Cross-attention Secretly Performs Orthogonal Alignment in Recommendation Models
Hyunin Lee, Yong Zhang, Hoang Vu Nguyen, Xiaoyi Liu, Namyong Park, Christopher Jung, Rong Jin, Yang Wang, Zhigang Wang, Somayeh Sojoudi, Xue Feng
TL;DR
This work reframes cross-attention in cross-domain sequential recommendation by uncovering Orthogonal Alignment, a mechanism where cross-attention yields complementary information not present in the input. It introduces the Gated Cross Attention (GCA) module and demonstrates that X' often becomes orthogonal to X as model performance improves, without explicit orthogonality constraints. Through extensive experiments on three CDSR baselines (CDSRNP, ABXI, LLM4CDSR) across multiple dataset splits, it shows that early-stage GCA improves ranking metrics (NDCG, AUC), that orthogonalization correlates with performance gains, and that GCA provides a parameter-efficient path to scaling.

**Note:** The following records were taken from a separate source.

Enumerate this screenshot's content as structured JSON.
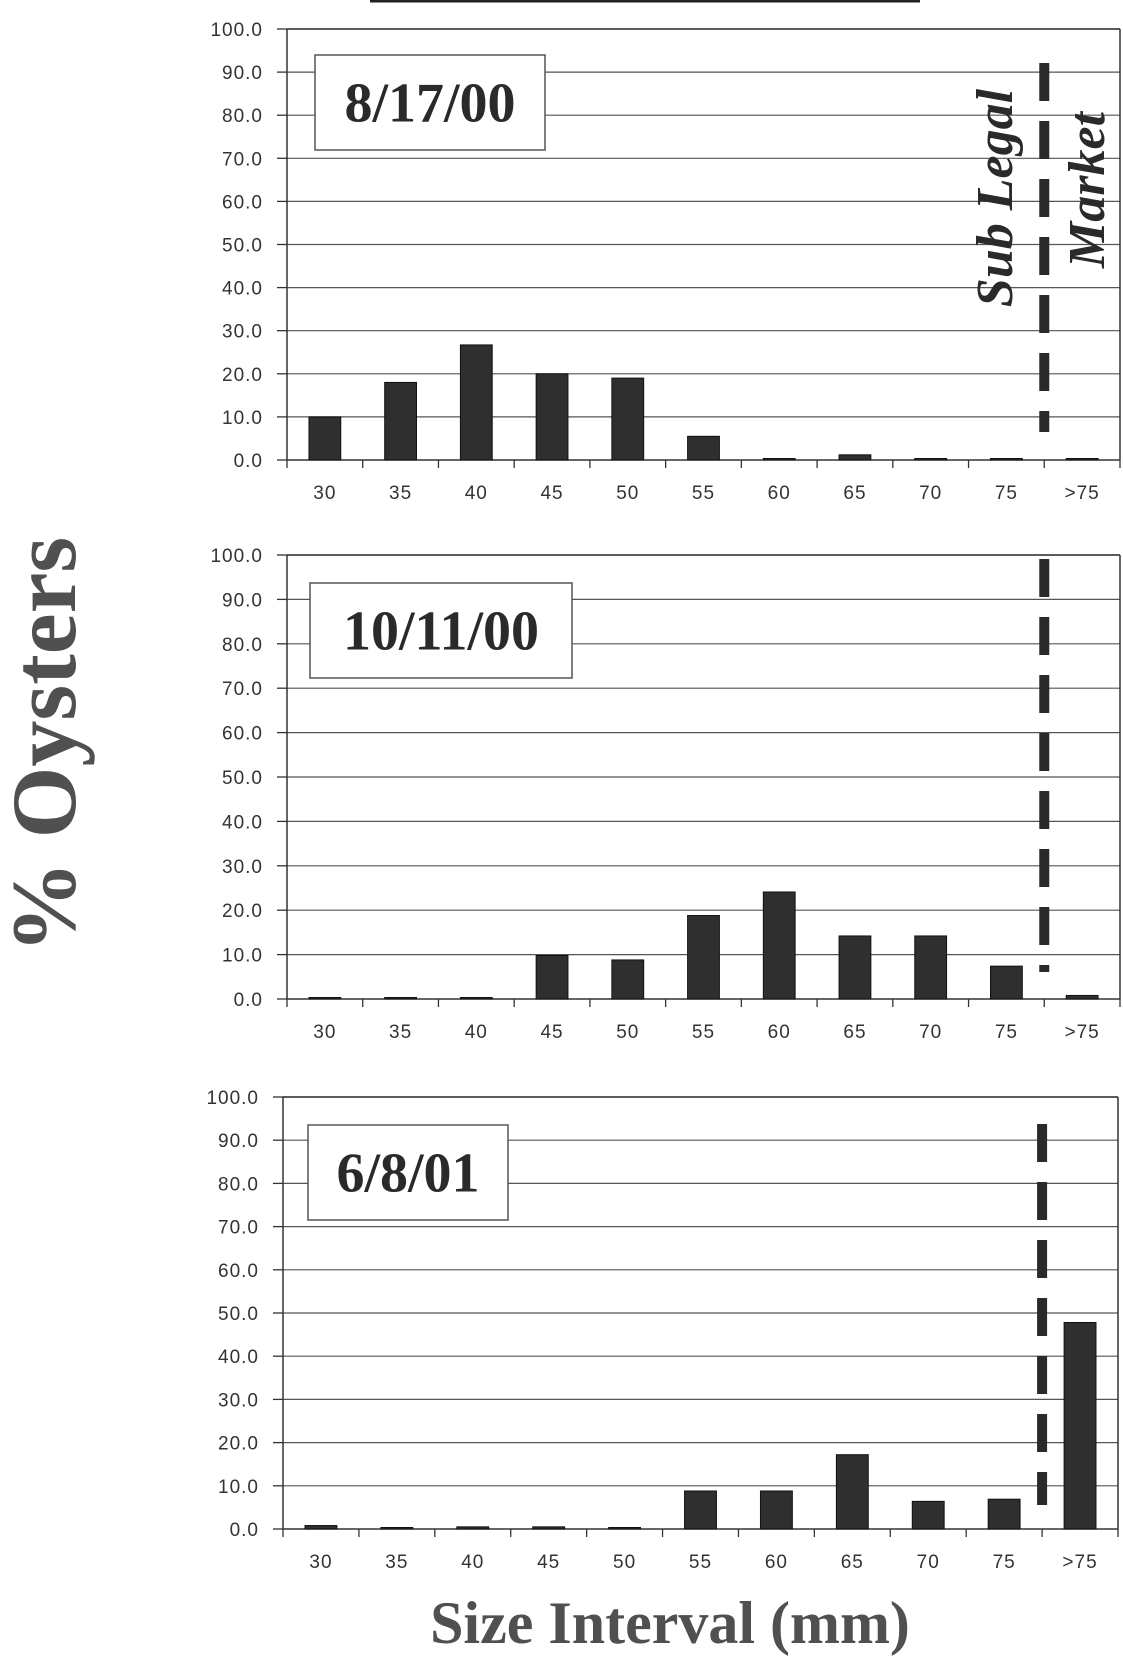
{
  "figure": {
    "ylabel": "% Oysters",
    "xlabel": "Size Interval (mm)",
    "annotation_left": "Sub Legal",
    "annotation_right": "Market"
  },
  "chart_data": [
    {
      "type": "bar",
      "title": "8/17/00",
      "categories": [
        "30",
        "35",
        "40",
        "45",
        "50",
        "55",
        "60",
        "65",
        "70",
        "75",
        ">75"
      ],
      "values": [
        10.0,
        18.0,
        26.7,
        20.0,
        19.0,
        5.5,
        0.0,
        1.2,
        0.0,
        0.0,
        0.0
      ],
      "y_ticks": [
        "0.0",
        "10.0",
        "20.0",
        "30.0",
        "40.0",
        "50.0",
        "60.0",
        "70.0",
        "80.0",
        "90.0",
        "100.0"
      ],
      "ylim": [
        0,
        100
      ],
      "grid": true,
      "legal_line_between": [
        "75",
        ">75"
      ],
      "bar_color": "#2f2f2f"
    },
    {
      "type": "bar",
      "title": "10/11/00",
      "categories": [
        "30",
        "35",
        "40",
        "45",
        "50",
        "55",
        "60",
        "65",
        "70",
        "75",
        ">75"
      ],
      "values": [
        0.0,
        0.0,
        0.0,
        9.8,
        8.8,
        18.8,
        24.1,
        14.2,
        14.2,
        7.4,
        0.8
      ],
      "y_ticks": [
        "0.0",
        "10.0",
        "20.0",
        "30.0",
        "40.0",
        "50.0",
        "60.0",
        "70.0",
        "80.0",
        "90.0",
        "100.0"
      ],
      "ylim": [
        0,
        100
      ],
      "grid": true,
      "legal_line_between": [
        "75",
        ">75"
      ],
      "bar_color": "#2f2f2f"
    },
    {
      "type": "bar",
      "title": "6/8/01",
      "categories": [
        "30",
        "35",
        "40",
        "45",
        "50",
        "55",
        "60",
        "65",
        "70",
        "75",
        ">75"
      ],
      "values": [
        0.8,
        0.0,
        0.5,
        0.5,
        0.0,
        8.8,
        8.8,
        17.2,
        6.4,
        6.9,
        47.8
      ],
      "y_ticks": [
        "0.0",
        "10.0",
        "20.0",
        "30.0",
        "40.0",
        "50.0",
        "60.0",
        "70.0",
        "80.0",
        "90.0",
        "100.0"
      ],
      "ylim": [
        0,
        100
      ],
      "grid": true,
      "legal_line_between": [
        "75",
        ">75"
      ],
      "bar_color": "#2f2f2f"
    }
  ]
}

The findings suggest a paradigm shift toward orthogonality-aware fusion in multi-modal, multi-domain settings, with implications for scalable deployment and novel evaluation metrics.
Abstract
Cross-domain sequential recommendation (CDSR) aims to align heterogeneous user behavior sequences collected from different domains. While cross-attention is widely used to enhance alignment and improve recommendation performance, its underlying mechanism is not fully understood. Most researchers interpret cross-attention as residual alignment, where the output is generated by removing redundant and preserving non-redundant information from the query input by referencing another domain data which is input key and value. Beyond the prevailing view, we introduce Orthogonal Alignment, a phenomenon in which cross-attention discovers novel information that is not present in the query input, and further argue that those two contrasting alignment mechanisms can co-exist in recommendation models We find that when the query input and output of cross-attention are orthogonal, model performance improves over 300 experiments. Notably, Orthogonal Alignment emerges naturally, without any explicit orthogonality constraints. Our key insight is that Orthogonal Alignment emerges naturally because it improves scaling law. We show that baselines additionally incorporating cross-attention module outperform parameter-matched baselines, achieving a superior accuracy-per-model parameter. We hope these findings offer new directions for parameter-efficient scaling in multi-modal research.